Exercising is important for both physical and mental health. Profit from virtual workouts and great outdoors when gyms are closed. Some suggestions:

• Go on a brisk stroll or run.

• Ride a tour of your neighborhood on your bicycle.

• Pursue new practices, such as Yoga, Tai Chi, or Zumba.

• Build an obstacle course at home. Include activities such as jumping jacks, squats, and pushups. Instead, fight virtual tournaments for your loved ones.

• Invite your children to move in. If you have kids at home, incorporate them into your workouts, and make it your day’s PE portion. Freeze dance, rope jump, hula hoop break out. The possibilities are seemingly endless.

Caring for your body –

Take breaths deeply. Stretching. Think meditation. Consider consuming fairly well-balanced meals, constantly rotating the body, having plenty of sleep, and strictly restricting alcohol and narcotics. It will further improve your immunity — and resilience.
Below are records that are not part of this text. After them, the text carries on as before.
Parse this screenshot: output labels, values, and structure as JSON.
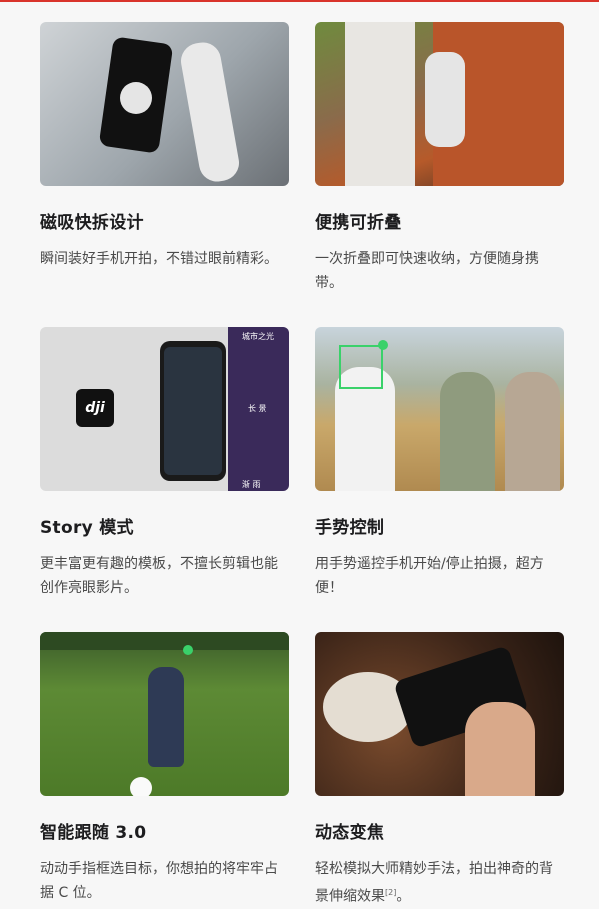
{
  "features": [
    {
      "title": "磁吸快拆设计",
      "desc": "瞬间装好手机开拍，不错过眼前精彩。",
      "image_alt": "magnetic-quick-release-photo"
    },
    {
      "title": "便携可折叠",
      "desc": "一次折叠即可快速收纳，方便随身携带。",
      "image_alt": "portable-foldable-photo"
    },
    {
      "title": "Story 模式",
      "desc": "更丰富更有趣的模板，不擅长剪辑也能创作亮眼影片。",
      "image_alt": "story-mode-app-photo",
      "image_text": {
        "logo": "dji",
        "tile_top": "城市之光",
        "tile_mid": "长 景",
        "tile_bottom": "渐 雨"
      }
    },
    {
      "title": "手势控制",
      "desc": "用手势遥控手机开始/停止拍摄，超方便！",
      "image_alt": "gesture-control-photo"
    },
    {
      "title": "智能跟随 3.0",
      "desc": "动动手指框选目标，你想拍的将牢牢占据 C 位。",
      "image_alt": "active-track-photo"
    },
    {
      "title": "动态变焦",
      "desc": "轻松模拟大师精妙手法，拍出神奇的背景伸缩效果",
      "desc_sup": "[2]",
      "desc_end": "。",
      "image_alt": "dynamic-zoom-photo"
    }
  ],
  "colors": {
    "accent": "#d9342b",
    "focus_green": "#3ad16a"
  }
}
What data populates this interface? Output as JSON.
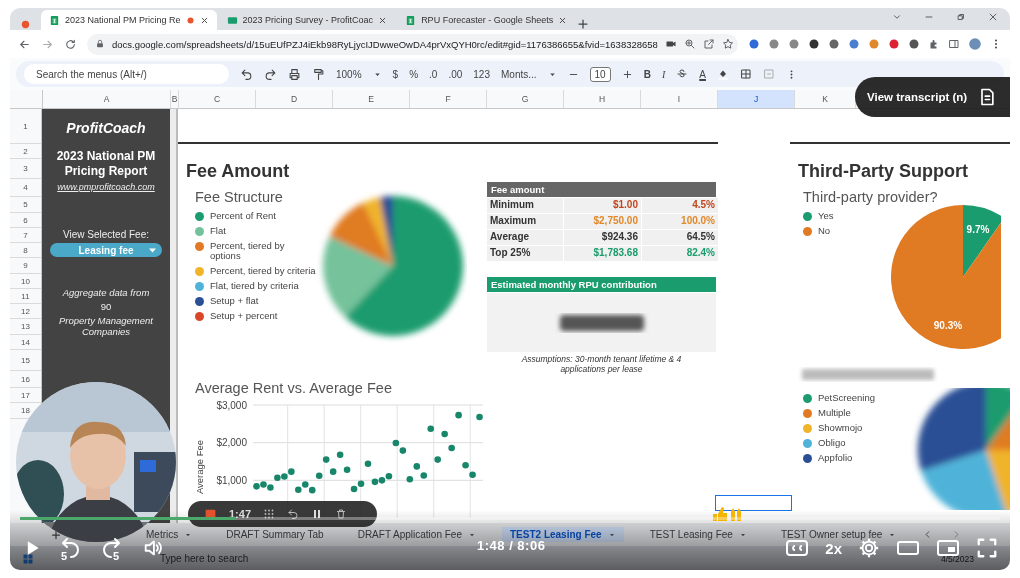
{
  "browser": {
    "tabs": [
      {
        "title": "2023 National PM Pricing Re",
        "selected": true
      },
      {
        "title": "2023 Pricing Survey - ProfitCoac",
        "selected": false
      },
      {
        "title": "RPU Forecaster - Google Sheets",
        "selected": false
      }
    ],
    "address": "docs.google.com/spreadsheets/d/15uEUfPZJ4iEkb98RyLjycIJDwweOwDA4prVxQYH0rc/edit#gid=1176386655&fvid=1638328658"
  },
  "toolbar": {
    "search_placeholder": "Search the menus (Alt+/)",
    "zoom": "100%",
    "number_formats": [
      "$",
      "%",
      ".0",
      ".00",
      "123"
    ],
    "font": "Monts...",
    "font_size": "10",
    "bold": "B",
    "italic": "I",
    "text_color": "A"
  },
  "sheet": {
    "columns": [
      {
        "label": "A",
        "selected": false
      },
      {
        "label": "B",
        "selected": false
      },
      {
        "label": "C",
        "selected": false
      },
      {
        "label": "D",
        "selected": false
      },
      {
        "label": "E",
        "selected": false
      },
      {
        "label": "F",
        "selected": false
      },
      {
        "label": "G",
        "selected": false
      },
      {
        "label": "H",
        "selected": false
      },
      {
        "label": "I",
        "selected": false
      },
      {
        "label": "J",
        "selected": true
      },
      {
        "label": "K",
        "selected": false
      }
    ],
    "rows": [
      "1",
      "2",
      "3",
      "4",
      "5",
      "6",
      "7",
      "8",
      "9",
      "10",
      "11",
      "12",
      "13",
      "14",
      "15",
      "16",
      "17",
      "18"
    ],
    "sidebar": {
      "brand": "ProfitCoach",
      "title": "2023 National PM Pricing Report",
      "link": "www.pmprofitcoach.com",
      "fee_label": "View Selected Fee:",
      "fee_select": "Leasing fee",
      "note_1": "Aggregate data from",
      "count": "90",
      "note_2": "Property Management Companies"
    },
    "fee_amount": {
      "heading": "Fee Amount",
      "chart_title": "Fee Structure",
      "legend": [
        {
          "label": "Percent of Rent",
          "color": "#1a9c6e"
        },
        {
          "label": "Flat",
          "color": "#74c29b"
        },
        {
          "label": "Percent, tiered by options",
          "color": "#e07b24"
        },
        {
          "label": "Percent, tiered by criteria",
          "color": "#f0b429"
        },
        {
          "label": "Flat, tiered by criteria",
          "color": "#4fb3d9"
        },
        {
          "label": "Setup + flat",
          "color": "#2b4f95"
        },
        {
          "label": "Setup + percent",
          "color": "#d9472b"
        }
      ]
    },
    "fee_table": {
      "header": "Fee amount",
      "rows": [
        {
          "label": "Minimum",
          "amount": "$1.00",
          "percent": "4.5%",
          "color": "#c0461f"
        },
        {
          "label": "Maximum",
          "amount": "$2,750.00",
          "percent": "100.0%",
          "color": "#e0882a"
        },
        {
          "label": "Average",
          "amount": "$924.36",
          "percent": "64.5%",
          "color": "#333333"
        },
        {
          "label": "Top 25%",
          "amount": "$1,783.68",
          "percent": "82.4%",
          "color": "#1a9c6e"
        }
      ]
    },
    "rpu": {
      "header": "Estimated monthly RPU contribution",
      "note": "Assumptions: 30-month tenant lifetime & 4 applications per lease"
    },
    "scatter": {
      "chart_data": {
        "type": "scatter",
        "title": "Average Rent vs. Average Fee",
        "ylabel": "Average Fee",
        "categories": [
          null,
          null,
          null,
          null,
          null,
          null,
          null,
          null,
          null,
          null,
          null,
          null,
          null,
          null,
          null,
          null,
          null,
          null,
          null,
          null,
          null,
          null,
          null,
          null,
          null,
          null,
          null,
          null,
          null,
          null,
          null,
          null,
          null
        ],
        "grid": true,
        "ylim": [
          0,
          3000
        ],
        "yticks": [
          {
            "value": 1000,
            "label": "$1,000"
          },
          {
            "value": 2000,
            "label": "$2,000"
          },
          {
            "value": 3000,
            "label": "$3,000"
          }
        ],
        "series": [
          {
            "color": "#17866a",
            "values": [
              840,
              890,
              810,
              1070,
              1100,
              1230,
              750,
              890,
              740,
              1120,
              1550,
              1230,
              1680,
              1280,
              770,
              910,
              1440,
              960,
              1000,
              1110,
              1990,
              1790,
              1030,
              1370,
              1130,
              2370,
              1550,
              2230,
              1860,
              2730,
              1400,
              1150,
              2680
            ]
          }
        ]
      }
    },
    "third_party": {
      "heading": "Third-Party Support",
      "chart_data": {
        "type": "pie",
        "title": "Third-party provider?",
        "categories": [
          "Yes",
          "No"
        ],
        "values": [
          9.7,
          90.3
        ],
        "colors": [
          "#1a9c6e",
          "#e07b24"
        ],
        "value_labels": [
          "9.7%",
          "90.3%"
        ]
      }
    },
    "providers": {
      "legend": [
        {
          "label": "PetScreening",
          "color": "#1a9c6e"
        },
        {
          "label": "Multiple",
          "color": "#e07b24"
        },
        {
          "label": "Showmojo",
          "color": "#f0b429"
        },
        {
          "label": "Obligo",
          "color": "#4fb3d9"
        },
        {
          "label": "Appfolio",
          "color": "#2b4f95"
        }
      ]
    },
    "sheet_tabs": [
      {
        "label": "Metrics",
        "selected": false
      },
      {
        "label": "DRAFT Summary Tab",
        "selected": false
      },
      {
        "label": "DRAFT Application Fee",
        "selected": false
      },
      {
        "label": "TEST2 Leasing Fee",
        "selected": true
      },
      {
        "label": "TEST Leasing Fee",
        "selected": false
      },
      {
        "label": "TEST Owner setup fee",
        "selected": false
      }
    ]
  },
  "taskbar": {
    "search_placeholder": "Type here to search",
    "date": "4/5/2023"
  },
  "player": {
    "transcript_button": "View transcript (n)",
    "recording_time": "1:47",
    "progress": {
      "level": 0.22
    },
    "skip_back": "5",
    "skip_forward": "5",
    "time": "1:48 / 8:06",
    "speed": "2x"
  }
}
Plan to cope with a potentially sudden drop in social contact ( e.g., canceling of classes & events).

One of the most prominent ways in which individuals are asked to help mitigate the COVID-19 pandemic is through social distance practice. That means staying out of places where people meet or gather, and keeping a distance from others (about six feet or two meters).

Many people seek connection and support from others in times of crisis, says Kelcey Stratton, Ph.D., resilience and wellness services program manager at Michigan Medicine, who is also a clinical psychologist. “It’s necessary to find innovative ways to keep those relations around each other. We can also take some consolation by knowing that we’re not alone and that we’re all in this together to protect our communities’ health and well-being.”

Write down-

Write all your worries out in a journal before half your anxiety has fallen.

Create a regular list of what’s going well and note the stuff that’s going wrong. In spite of the current situation, you may be able to spend more time with your kids or read a book that you want to get to or learn how to cook.

Such suggestions are particularly relevant if you have a pre-existing mental health problem. When you have appointments with your psychiatrist or physician, keep them. If you are not feeling good physically, ask if they have video consultation options.

Information on the COVID-19 crisis is constantly changing. For the latest numbers and updates, keep checking the CDC’s website. For the most up-to-date information from Michigan Medicine, visit the hospital’s Coronavirus (COVID-19) webpage.